Evlat acısının geçmediğini ve Soner Koçak’ın hislerini anladığını tabir eden Baba Özer Aci, “İlk günkü üzere acımız taze, yaramız güzelleşmedi, yangın sönmeyecek. Buna alışmaya çalışıyoruz. Hiç kimse bu tecrübeyi yaşamasın, anneler, babalar ağlamasın. Oğlum orada rahat uyusun, ruhu için Kur’an okutuyoruz. Örf, adet ne gerekiyorsa yapmaya çalışıyoruz, yapacağız da kâfi ki ruhu rahat etsin, uğraşa devam edeceğim. Gürcan Koçak, Allah rahmet etsin. Babasının yerine bir an kendimi koydum, 1 yıl evvel yaşananlar sinema şeridi üzere gözümün önünden geçti. Yanında olmayı istedim, bir refleksle kalktım gittim, bugün o da burada, yazgı arkadaşı olduk. Aynı mukadderatı paylaşmak, başa gelince yaşanıyor. Ateş düştüğü yeri yakıyor. Keşke ölmeseydi tıpkı mukadderatı yaşamasaydı, olayda o kadar benzerlik var ki. Yerleri cennet, ruhları şaad oldun. Şu an burada olanlar gerek akraba gerek komşu, dost bildiklerimiz, oğlumun arkadaşları, onu sevenler daima buradalar. Artık Soner Koçak’tan fakat ben anlarım, o da inşallah yakında düzgün bir haber alır, yüreğine bir nebze su serpilir. Bu çok büyük bir tesadüf, bu form karşılaşmak, tanışmak, oğlunun da sünnet mevlidini okuyan hoca ile benim tanıdığım hocanın ortak olması. Ne acı bir olay ki birebir hoca” dedi.

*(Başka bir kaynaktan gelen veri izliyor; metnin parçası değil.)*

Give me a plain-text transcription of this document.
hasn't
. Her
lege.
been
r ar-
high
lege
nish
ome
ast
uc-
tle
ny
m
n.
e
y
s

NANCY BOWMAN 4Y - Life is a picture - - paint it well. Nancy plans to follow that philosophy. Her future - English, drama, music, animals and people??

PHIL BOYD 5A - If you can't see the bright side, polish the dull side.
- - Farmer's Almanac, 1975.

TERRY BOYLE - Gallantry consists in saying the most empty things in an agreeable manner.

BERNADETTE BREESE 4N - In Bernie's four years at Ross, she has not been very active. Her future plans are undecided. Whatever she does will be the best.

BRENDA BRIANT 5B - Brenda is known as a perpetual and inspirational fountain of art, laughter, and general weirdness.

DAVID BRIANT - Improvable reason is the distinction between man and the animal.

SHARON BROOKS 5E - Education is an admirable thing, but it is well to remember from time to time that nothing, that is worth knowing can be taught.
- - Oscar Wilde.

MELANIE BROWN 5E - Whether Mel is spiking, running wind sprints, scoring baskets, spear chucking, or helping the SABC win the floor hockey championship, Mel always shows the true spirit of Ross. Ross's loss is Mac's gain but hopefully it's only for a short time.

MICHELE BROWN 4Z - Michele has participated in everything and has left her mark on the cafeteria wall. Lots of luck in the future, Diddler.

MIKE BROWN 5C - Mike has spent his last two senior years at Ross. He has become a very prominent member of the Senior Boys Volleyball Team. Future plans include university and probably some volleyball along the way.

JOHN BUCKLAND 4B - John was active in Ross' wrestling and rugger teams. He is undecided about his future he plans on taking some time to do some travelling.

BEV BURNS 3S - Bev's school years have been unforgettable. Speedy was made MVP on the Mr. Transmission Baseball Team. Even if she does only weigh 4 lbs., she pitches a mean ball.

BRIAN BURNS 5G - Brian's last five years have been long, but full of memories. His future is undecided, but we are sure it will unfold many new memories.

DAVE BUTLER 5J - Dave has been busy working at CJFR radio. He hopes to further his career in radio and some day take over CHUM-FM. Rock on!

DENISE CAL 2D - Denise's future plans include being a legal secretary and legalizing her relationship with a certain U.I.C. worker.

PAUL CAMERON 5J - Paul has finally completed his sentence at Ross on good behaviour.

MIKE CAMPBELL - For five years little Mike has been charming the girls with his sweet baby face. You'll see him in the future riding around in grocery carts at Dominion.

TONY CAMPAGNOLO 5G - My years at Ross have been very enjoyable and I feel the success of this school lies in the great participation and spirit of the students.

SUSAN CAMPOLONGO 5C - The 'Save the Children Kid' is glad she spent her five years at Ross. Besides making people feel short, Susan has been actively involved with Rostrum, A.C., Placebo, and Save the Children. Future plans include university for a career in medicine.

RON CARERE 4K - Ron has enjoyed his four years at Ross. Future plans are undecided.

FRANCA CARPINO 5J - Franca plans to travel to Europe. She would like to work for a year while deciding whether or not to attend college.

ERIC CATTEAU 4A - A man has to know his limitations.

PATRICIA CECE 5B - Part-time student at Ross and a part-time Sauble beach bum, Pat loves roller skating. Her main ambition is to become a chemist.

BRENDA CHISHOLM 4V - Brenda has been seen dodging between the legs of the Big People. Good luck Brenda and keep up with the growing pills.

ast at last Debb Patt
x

“OĞLUMUN SÜNNET MEVLİDİNİ OKUMUŞTU, TESADÜFLER GİT GİDE ARTIYOR”

Destek olmak gayesiyle geldiğini ve acı bir tesadüfle karşılaştığını söyleyen baba Soner Koçak, “Acısı acımdır, keşke kaza sebebiyle değil de öteki sebeplerden tanışsaydık. Kaza, yazgı arkadaşı olduk, işin garip noktası bugün ben mevlit için geldim, mevlit okumaya gelen hoca da benim oğlumun sünnet mevlidini okumuştu, tesadüfler git gide artıyor. Hocamı görünce birden teğe şaşırdım zira semtimiz farklı olduğu için yaklaşık 15-20 yıldır görmüyordum. Şahsen sordum, ‘Şurada vazife yaptınız mı?’ diye ailemi saymaya başladı. Özer Bey’in tekrar tekrar başı sağ olsun bizde şimdi bir gelişme yok. Ben konuta sığamıyorum şu an tam 4 ay vardı düğününe, nereye baksam bir anısı. Her gün odasını açıyordum, orada mı diye bakıyordum. Sırtı açık mı diye üstünü örtüyordum, artık arıyorum, bulamıyorum. Epeydir görmüyordum sanki dedim, şahsen sordum, burukluk olmaz mı, sormadan evvel de kesin o dedim. Gözlerinden ameliyat olmuş onun için beni tanıyamadı, yaklaşınca o da beni tanıdı. Acı bir tesadüf keşke daima tatlı tesadüfler olsaydı” dedi.